Last week’s announcement by Greens leader Christine Milne that her party was abandoning its agreement with Labor due to (amongst other things) the mining tax has been seen by respondents as a decent move by the Greens but one that reflects badly on the government. Essential polling shows a third of respondents saw it as good news for the Greens, with 26% viewing it negatively. In comparison, 40% saw it as a bad decision for the Labor Party — despite reassurances from the Prime Minister, Anthony Albanese and others that cutting ties with the Greens was no big deal.
Partisans tended to see the decision differently: Labor voters thought it was better for the government than the Greens; Greens voters thought it better for the Greens than the government. Liberal voters tended to agree with the Greens voters.
Essential Research focuses on the Greens this week, noting that 67% of Greens voters approve of Christine Milne as leader, although only 20% of all respondents think she’s doing a good job as Bob Brown’s replacement. More than half (52%) of voters think the Greens’ policies are “too extreme”, a rise of 5% since this question was last asked in November 2012.
Regarding the Mineral Resources Rent Tax, 50% of respondents believe it should be either maintained in its current form or amended to raise more money, while only 28% want it dumped altogether. Nearly half of all Coalition voters want the tax scrapped, although only 9% of Labor voters did. Voters in Queensland (35%) were more likely to want it abandoned, while Victorian voters (35%) were more likely to want it amended.
Forty-five percent of Greens voters say they are leaning in on direction come September’s election, but that they haven’t made up their minds yet.

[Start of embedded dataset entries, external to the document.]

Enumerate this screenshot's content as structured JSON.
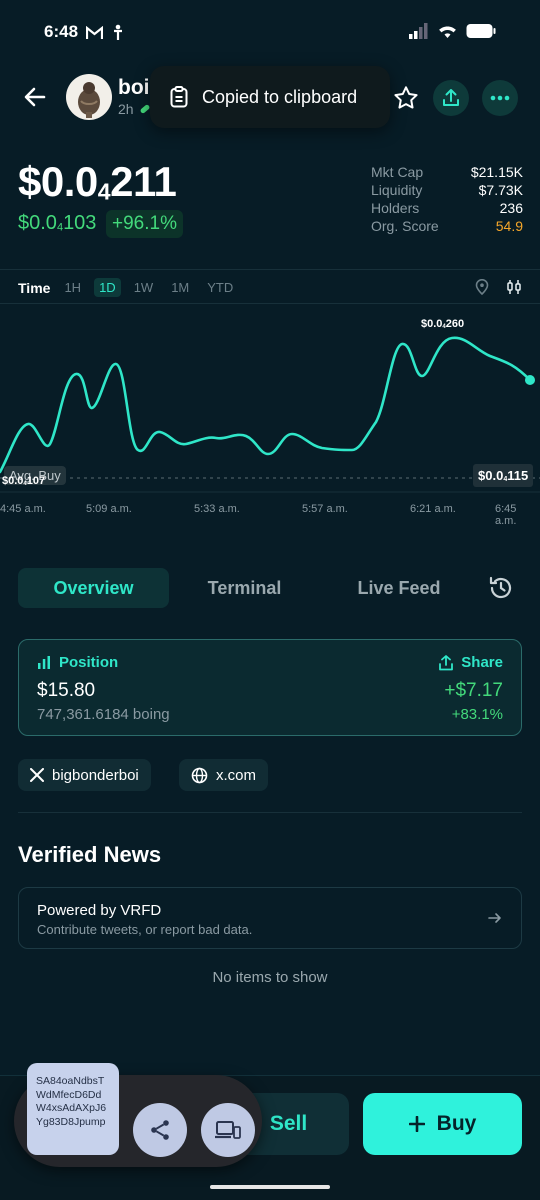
{
  "status_bar": {
    "time": "6:48"
  },
  "header": {
    "token_name": "boi",
    "age": "2h",
    "toast": "Copied to clipboard"
  },
  "price": {
    "main_prefix": "$0.0",
    "main_sub": "4",
    "main_suffix": "211",
    "base_prefix": "$0.0",
    "base_sub": "4",
    "base_suffix": "103",
    "change": "+96.1%"
  },
  "stats": [
    {
      "label": "Mkt Cap",
      "value": "$21.15K"
    },
    {
      "label": "Liquidity",
      "value": "$7.73K"
    },
    {
      "label": "Holders",
      "value": "236"
    },
    {
      "label": "Org. Score",
      "value": "54.9"
    }
  ],
  "timeframe": {
    "label": "Time",
    "options": [
      "1H",
      "1D",
      "1W",
      "1M",
      "YTD"
    ],
    "active": "1D"
  },
  "chart": {
    "high_prefix": "$0.0",
    "high_sub": "4",
    "high_suffix": "260",
    "low_prefix": "$0.0",
    "low_sub": "4",
    "low_suffix": "107",
    "last_prefix": "$0.0",
    "last_sub": "4",
    "last_suffix": "115",
    "avg_buy_label": "Avg. Buy",
    "x_ticks": [
      "4:45 a.m.",
      "5:09 a.m.",
      "5:33 a.m.",
      "5:57 a.m.",
      "6:21 a.m.",
      "6:45 a.m."
    ],
    "line_color": "#2fe6c8"
  },
  "tabs": [
    "Overview",
    "Terminal",
    "Live Feed"
  ],
  "position": {
    "title": "Position",
    "share_label": "Share",
    "value": "$15.80",
    "quantity": "747,361.6184 boing",
    "gain": "+$7.17",
    "gain_pct": "+83.1%"
  },
  "links": [
    {
      "icon": "x-logo-icon",
      "label": "bigbonderboi"
    },
    {
      "icon": "globe-icon",
      "label": "x.com"
    }
  ],
  "news": {
    "title": "Verified News",
    "card_title": "Powered by VRFD",
    "card_subtitle": "Contribute tweets, or report bad data.",
    "empty": "No items to show"
  },
  "actions": {
    "sell": "Sell",
    "buy": "Buy"
  },
  "clipboard_preview": "SA84oaNdbsTWdMfecD6DdW4xsAdAXpJ6Yg83D8Jpump",
  "colors": {
    "accent": "#2fe6c8",
    "positive": "#43d97b",
    "warning": "#f4a62a",
    "background": "#071c26"
  }
}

More importantly, 30% of Liberal/National voters haven’t yet firmly decided on who they’ll be supporting.
Just 35% of voters under 35 say they have chosen who’ll they vote for this federal election.
Are those polled also asked whether they find the Liberal Party too extreme or is this a loaded question aimed at marginalizing the Greens? I don’t think I’m alone in finding recent comments by Scott Morrison and Eric Abetz way too extreme….
Agreed citizen k.
Deeply troubling that a government which has made good inroads to placing Australia in position to take advantage of the Asian century (education for a high skilled workforce, infrastructure NBN, reform to financial industry for a more secure super regime, health reform, mining tax to share the wealth of the mining boom, etc etc) will be replaced by a bunch of clowns ready to take us back to the Howard years of no investment, no equality so we become the white trash of Asia, if global warming doesn’t get us first.
I agree Citizen K Zenophobia reigns and the column of the week was from the Queen of Zenophobia ( Judith Sloane) who claims Gillards Welsh Heritage as suggestion that she like the 487 visa takers were economic migrants.
What about Abbott – Abetz but of course they were male.
A viewing of She Wolves – English queens- shows that Middle Age prejudices against women rulers are alive and well in Australia 500 years later.
In Wales ( Wales on Line) equal rights for women have not improved since Dafydd Lloyd George’s times at the turn of the 20th Century and Wales’ only Welsh born politician is Gillard.
Whereas England is about to have another Queen (if the press are to be believed as the Duchess of Cambridge is expecting a daughter) before the end of this century.
After Gillard it will take another 200 years before the next Australian Female PM.